The comment was “a poorly worded joke” that was “not reflective of my actual feelings towards my friends on the other side,” Hatch said in a statement Friday, NPR reported.
“While I occasionally slip up, I believe that my legislative record reflects my commitment to bipartisanship and civility much more than my flippant, off-the-cuff comment,” he said.
The 83-year-old Utah Republican, who is retiring at the end of his term next year, was delivering remarks about the GOP tax code overhaul at the American Enterprise Institute last Thursday when he shifted gears to torch the Affordable Care Act.
“[We] finally did away with the individual mandate tax that was established under that wonderful bill called Obamacare,” Hatch said. “Now, if you didn’t catch on, I was being very sarcastic. That was the stupidest, dumbass bill that I’ve ever seen.”
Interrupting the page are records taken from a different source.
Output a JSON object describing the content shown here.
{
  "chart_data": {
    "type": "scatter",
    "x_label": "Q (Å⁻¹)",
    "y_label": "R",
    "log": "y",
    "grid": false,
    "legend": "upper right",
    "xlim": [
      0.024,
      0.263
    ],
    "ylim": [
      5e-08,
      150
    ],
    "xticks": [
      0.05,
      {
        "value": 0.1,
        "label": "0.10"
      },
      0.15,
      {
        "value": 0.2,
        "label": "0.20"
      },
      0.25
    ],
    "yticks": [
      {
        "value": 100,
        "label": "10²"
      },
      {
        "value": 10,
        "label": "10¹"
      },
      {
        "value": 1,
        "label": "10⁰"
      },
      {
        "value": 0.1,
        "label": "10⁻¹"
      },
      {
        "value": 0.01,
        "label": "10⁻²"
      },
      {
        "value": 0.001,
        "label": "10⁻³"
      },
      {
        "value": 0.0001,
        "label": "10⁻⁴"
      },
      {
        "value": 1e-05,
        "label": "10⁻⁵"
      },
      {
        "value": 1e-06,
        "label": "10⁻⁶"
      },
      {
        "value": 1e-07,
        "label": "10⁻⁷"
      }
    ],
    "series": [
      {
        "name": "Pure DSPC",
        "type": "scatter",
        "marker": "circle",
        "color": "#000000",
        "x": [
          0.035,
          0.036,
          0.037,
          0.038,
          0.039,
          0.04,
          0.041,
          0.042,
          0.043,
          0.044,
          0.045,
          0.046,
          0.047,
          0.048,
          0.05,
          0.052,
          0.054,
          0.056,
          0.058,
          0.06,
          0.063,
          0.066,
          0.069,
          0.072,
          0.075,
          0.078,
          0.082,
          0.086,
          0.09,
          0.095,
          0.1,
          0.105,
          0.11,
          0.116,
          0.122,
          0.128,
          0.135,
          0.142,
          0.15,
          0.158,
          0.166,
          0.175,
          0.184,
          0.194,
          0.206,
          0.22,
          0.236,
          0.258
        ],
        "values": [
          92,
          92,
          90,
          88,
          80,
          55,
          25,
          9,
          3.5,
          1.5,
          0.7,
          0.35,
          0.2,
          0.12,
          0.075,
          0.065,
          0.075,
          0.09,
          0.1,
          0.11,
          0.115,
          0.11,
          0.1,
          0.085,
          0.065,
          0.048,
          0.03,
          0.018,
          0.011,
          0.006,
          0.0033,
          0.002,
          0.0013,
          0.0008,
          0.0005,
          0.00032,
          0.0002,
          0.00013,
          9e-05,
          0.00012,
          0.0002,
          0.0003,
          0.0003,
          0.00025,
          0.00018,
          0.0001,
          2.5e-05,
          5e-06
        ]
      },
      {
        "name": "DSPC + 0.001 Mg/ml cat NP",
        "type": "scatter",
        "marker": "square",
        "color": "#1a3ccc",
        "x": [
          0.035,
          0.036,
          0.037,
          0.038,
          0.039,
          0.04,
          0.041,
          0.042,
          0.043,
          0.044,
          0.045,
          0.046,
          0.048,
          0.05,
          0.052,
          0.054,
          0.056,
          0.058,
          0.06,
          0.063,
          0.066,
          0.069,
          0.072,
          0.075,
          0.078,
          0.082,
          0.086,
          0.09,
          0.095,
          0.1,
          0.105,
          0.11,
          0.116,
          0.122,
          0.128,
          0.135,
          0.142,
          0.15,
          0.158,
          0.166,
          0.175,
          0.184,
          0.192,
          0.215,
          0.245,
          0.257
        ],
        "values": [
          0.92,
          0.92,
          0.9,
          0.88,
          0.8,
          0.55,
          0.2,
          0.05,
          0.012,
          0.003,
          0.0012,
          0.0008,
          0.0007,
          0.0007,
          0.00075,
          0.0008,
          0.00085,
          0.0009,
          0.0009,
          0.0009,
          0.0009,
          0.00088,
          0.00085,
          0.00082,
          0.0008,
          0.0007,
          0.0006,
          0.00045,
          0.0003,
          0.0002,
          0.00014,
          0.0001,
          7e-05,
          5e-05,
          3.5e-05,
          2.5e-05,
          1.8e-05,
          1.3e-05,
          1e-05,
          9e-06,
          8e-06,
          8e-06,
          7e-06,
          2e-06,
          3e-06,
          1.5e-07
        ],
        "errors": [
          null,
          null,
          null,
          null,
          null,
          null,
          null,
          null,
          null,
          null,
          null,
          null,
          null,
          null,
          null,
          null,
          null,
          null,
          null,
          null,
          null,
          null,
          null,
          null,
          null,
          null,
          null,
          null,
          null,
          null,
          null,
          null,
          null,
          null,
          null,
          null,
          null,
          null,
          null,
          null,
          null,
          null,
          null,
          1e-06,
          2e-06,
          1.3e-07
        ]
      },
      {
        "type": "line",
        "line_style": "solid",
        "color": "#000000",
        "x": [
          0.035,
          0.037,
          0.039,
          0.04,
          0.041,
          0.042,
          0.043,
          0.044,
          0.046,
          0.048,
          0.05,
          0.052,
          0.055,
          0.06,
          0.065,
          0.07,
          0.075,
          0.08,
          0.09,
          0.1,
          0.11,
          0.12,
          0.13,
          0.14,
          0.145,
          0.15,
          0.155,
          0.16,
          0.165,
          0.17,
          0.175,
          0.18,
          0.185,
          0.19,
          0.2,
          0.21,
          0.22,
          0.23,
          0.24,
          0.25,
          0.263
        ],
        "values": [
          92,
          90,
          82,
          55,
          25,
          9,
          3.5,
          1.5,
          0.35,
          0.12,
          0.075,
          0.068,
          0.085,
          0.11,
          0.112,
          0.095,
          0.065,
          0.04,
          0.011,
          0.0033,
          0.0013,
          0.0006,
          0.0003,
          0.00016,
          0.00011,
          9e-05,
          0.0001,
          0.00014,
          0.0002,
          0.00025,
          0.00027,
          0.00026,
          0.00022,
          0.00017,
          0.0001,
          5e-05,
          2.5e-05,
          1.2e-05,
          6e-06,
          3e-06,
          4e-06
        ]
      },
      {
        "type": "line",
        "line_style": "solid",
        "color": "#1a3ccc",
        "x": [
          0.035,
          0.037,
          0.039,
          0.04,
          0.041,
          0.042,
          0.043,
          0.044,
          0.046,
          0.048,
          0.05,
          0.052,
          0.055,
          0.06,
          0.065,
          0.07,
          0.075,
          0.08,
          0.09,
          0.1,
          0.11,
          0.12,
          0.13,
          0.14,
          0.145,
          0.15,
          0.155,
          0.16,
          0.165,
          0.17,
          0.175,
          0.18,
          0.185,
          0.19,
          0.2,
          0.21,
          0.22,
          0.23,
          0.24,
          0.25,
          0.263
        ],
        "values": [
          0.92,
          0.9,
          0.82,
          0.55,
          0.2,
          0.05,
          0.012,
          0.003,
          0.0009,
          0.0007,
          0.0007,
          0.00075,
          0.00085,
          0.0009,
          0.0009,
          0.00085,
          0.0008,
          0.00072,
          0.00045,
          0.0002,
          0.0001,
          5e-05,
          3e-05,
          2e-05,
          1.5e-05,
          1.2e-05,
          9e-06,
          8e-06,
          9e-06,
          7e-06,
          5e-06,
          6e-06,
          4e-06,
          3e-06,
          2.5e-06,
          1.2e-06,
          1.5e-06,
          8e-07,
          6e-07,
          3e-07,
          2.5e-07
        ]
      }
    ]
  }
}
Same goes for the people who championed the law, he said.
“Some of you may have loved it. If you do, you are one of the stupidest, dumbass people I’ve ever met,” Hatch added. “There are a lot of them up there on Capitol Hill from time to time.”
The new Republican tax law eliminated the individual mandate to have health coverage, a key feature of Obamacare.
Yet most Americans don’t know that the individual mandate was repealed, the latest Health Tracking Poll from the Kaiser Family Foundation found.
Most American adults, 54 percent, have a favorable view of Obamacare, the same poll found.
The provision’s repeal is part of an eight-year GOP crusade to dismantle the ACA, which Republicans were unable to achieve last year despite controlling both chambers of Congress and the White House.
Senate Majority Leader Mitch McConnell of Kentucky has signaled that health care repeal will not be on the legislative agenda in 2018 after it failed to pass in a Senate chamber where Republicans held a two-seat advantage. When Democratic Sen. Doug Jones of Alabama defeated his GOP opponent in the Alabama Senate special election in December, the math became even more grim for Republicans.
“Well we obviously were unable to completely repeal and replace with a 52-48 Senate,” McConnell said in December. “We’ll have to take a look at what that looks like with a 51-49 Senate. But I think we’ll probably move on to other issues.”